The paper “Big-Push Theory Impact on Nigerian Economy” by Erhunse Confidence explores the implications of the Big-Push theory on the economic development of Nigeria. The Big Push theory, originated by Paul Rosenstein-Rodan in 1943, argues that underdeveloped countries require large-scale investments to overcome the problems of backwardness and stimulate economic development. The theory points out three main indivisibilities that necessitate a big push: indivisibility in the production function, demand, and supply of savings. These indivisibilities increase returns or economies of scale and require substantial investments in various industries and social overhead capital, such as power, transport, or communications, to achieve industrialization.

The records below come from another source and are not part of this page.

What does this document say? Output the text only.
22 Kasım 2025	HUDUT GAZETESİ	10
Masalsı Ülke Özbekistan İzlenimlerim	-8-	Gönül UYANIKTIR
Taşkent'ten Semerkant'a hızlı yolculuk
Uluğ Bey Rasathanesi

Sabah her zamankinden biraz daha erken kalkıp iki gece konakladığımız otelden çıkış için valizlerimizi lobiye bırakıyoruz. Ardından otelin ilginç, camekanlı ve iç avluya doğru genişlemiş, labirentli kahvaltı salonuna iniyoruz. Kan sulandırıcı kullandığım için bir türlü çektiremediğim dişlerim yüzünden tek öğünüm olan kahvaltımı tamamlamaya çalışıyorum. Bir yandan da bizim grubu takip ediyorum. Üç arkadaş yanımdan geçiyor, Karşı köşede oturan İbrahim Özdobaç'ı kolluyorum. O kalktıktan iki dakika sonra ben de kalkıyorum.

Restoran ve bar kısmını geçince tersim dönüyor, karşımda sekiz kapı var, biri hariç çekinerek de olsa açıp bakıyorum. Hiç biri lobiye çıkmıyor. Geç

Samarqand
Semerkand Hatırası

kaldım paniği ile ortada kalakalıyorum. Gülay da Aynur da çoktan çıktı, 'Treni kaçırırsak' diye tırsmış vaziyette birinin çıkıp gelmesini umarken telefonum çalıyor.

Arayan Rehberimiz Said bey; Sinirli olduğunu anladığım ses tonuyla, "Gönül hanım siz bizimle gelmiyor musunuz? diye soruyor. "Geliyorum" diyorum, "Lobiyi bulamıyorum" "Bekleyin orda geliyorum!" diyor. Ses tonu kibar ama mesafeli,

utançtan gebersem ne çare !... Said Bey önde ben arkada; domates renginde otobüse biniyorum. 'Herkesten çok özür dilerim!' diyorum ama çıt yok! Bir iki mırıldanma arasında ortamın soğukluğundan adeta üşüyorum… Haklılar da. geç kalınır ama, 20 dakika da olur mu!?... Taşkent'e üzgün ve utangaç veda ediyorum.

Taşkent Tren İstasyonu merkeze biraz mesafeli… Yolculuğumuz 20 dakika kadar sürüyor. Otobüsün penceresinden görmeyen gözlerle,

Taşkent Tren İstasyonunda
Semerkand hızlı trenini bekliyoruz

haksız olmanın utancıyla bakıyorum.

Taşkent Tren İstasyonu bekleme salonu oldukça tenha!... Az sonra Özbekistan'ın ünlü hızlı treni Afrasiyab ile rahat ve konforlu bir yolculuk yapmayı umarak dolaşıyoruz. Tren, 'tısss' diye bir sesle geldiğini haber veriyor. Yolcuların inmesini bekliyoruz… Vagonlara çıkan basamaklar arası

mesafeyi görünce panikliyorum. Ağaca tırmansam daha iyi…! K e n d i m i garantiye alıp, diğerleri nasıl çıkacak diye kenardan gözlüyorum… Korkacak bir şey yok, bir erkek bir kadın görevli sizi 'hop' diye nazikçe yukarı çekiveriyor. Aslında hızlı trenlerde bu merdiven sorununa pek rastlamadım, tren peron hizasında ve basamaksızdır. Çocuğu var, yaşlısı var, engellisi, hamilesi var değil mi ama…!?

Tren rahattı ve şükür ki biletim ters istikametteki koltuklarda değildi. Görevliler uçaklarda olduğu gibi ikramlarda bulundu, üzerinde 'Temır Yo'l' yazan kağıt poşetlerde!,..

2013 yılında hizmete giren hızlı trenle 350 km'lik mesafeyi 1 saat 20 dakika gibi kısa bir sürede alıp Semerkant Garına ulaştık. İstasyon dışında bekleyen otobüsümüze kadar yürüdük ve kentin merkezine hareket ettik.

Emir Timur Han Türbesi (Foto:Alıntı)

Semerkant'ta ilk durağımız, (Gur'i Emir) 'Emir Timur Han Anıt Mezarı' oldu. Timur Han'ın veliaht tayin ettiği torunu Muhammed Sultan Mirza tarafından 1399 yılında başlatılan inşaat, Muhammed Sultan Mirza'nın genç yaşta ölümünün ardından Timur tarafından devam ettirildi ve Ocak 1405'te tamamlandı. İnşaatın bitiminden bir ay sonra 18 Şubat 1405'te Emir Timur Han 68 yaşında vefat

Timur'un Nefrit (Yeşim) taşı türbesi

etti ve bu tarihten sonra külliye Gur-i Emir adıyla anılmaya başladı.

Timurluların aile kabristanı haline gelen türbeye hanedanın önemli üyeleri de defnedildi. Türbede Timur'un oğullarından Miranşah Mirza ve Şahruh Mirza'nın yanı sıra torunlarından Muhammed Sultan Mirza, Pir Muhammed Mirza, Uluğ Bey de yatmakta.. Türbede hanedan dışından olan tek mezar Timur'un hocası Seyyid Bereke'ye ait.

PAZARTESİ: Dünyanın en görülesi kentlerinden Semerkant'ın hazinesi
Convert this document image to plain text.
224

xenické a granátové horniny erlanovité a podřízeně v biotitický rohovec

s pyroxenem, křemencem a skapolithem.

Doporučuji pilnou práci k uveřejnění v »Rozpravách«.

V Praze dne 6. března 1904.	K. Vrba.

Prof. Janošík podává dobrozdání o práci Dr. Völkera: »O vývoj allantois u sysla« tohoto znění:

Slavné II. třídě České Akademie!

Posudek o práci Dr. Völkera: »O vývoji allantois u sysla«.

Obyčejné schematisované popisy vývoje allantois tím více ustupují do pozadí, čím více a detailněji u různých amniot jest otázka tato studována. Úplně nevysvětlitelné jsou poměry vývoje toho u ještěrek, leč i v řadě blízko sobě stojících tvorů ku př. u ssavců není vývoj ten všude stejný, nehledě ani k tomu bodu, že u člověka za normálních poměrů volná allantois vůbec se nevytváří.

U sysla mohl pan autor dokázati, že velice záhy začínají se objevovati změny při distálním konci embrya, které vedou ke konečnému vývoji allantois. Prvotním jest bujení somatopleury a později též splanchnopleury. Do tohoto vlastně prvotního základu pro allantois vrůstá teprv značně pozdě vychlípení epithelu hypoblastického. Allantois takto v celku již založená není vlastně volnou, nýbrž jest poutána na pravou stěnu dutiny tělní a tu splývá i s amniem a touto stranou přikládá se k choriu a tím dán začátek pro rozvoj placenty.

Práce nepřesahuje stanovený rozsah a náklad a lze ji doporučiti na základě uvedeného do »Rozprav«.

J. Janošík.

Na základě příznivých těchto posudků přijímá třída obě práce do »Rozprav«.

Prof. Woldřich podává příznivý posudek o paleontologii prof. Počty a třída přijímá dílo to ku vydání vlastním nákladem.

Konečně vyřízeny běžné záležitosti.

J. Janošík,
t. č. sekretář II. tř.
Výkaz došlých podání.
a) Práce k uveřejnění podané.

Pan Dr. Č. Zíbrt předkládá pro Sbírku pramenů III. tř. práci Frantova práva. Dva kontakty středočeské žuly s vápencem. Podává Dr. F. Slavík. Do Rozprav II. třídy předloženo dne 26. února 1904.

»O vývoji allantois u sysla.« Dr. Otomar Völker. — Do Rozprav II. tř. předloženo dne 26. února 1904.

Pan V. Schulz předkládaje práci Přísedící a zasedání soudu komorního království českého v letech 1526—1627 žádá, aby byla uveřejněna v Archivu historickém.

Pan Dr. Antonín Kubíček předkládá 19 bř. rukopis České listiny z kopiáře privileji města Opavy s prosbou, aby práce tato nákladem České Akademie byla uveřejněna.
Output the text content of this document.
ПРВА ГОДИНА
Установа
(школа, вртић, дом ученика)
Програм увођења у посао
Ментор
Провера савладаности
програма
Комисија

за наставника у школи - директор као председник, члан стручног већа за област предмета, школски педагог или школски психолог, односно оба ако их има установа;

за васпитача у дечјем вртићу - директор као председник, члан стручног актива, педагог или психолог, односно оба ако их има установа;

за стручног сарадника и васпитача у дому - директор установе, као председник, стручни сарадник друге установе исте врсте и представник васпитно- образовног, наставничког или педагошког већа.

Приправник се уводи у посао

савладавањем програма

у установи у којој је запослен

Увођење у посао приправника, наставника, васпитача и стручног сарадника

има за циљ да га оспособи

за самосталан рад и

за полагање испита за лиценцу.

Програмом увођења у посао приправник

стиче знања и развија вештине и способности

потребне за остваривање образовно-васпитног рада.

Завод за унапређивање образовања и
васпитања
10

The paper highlights the importance of a comprehensive approach to investment, as partial or piecemeal efforts will not yield significant growth and may result in resource dissipation. The theory suggests that a country like Nigeria should simultaneously establish multiple industries to expand markets for industrial goods. This approach would encourage workers in different industries to become consumers of each other’s goods, leading to increased demand and economic development.

However, the paper also points out potential challenges in implementing the big-push strategy in Nigeria. Difficulties may arise in executing various projects according to a planned timetable and coordinating different implementing agencies.

Excerpt:

Big-Push Theory Impact on Nigerian Economy

INTRODUCTION

If the need for a Big Push to survive in an economy that is open to international trade and capital movements, or if openness to trade and capital movements is sufficient to overcome all poverty traps, these questions have daunted development economics since its inception (Jones, 2002). The theory of the big push asserts that underdeveloped countries require large amounts of investments to come out of the problem of backwardness and launch policies for economic development. The logic behind this theory is that a programme of “bit-by-bit” investment will not have much impact on the process of growth and will only lead to a dissipation of resources. Policies designed to encourage the development of the Nigerian economy will need to be guided by the big-push theory.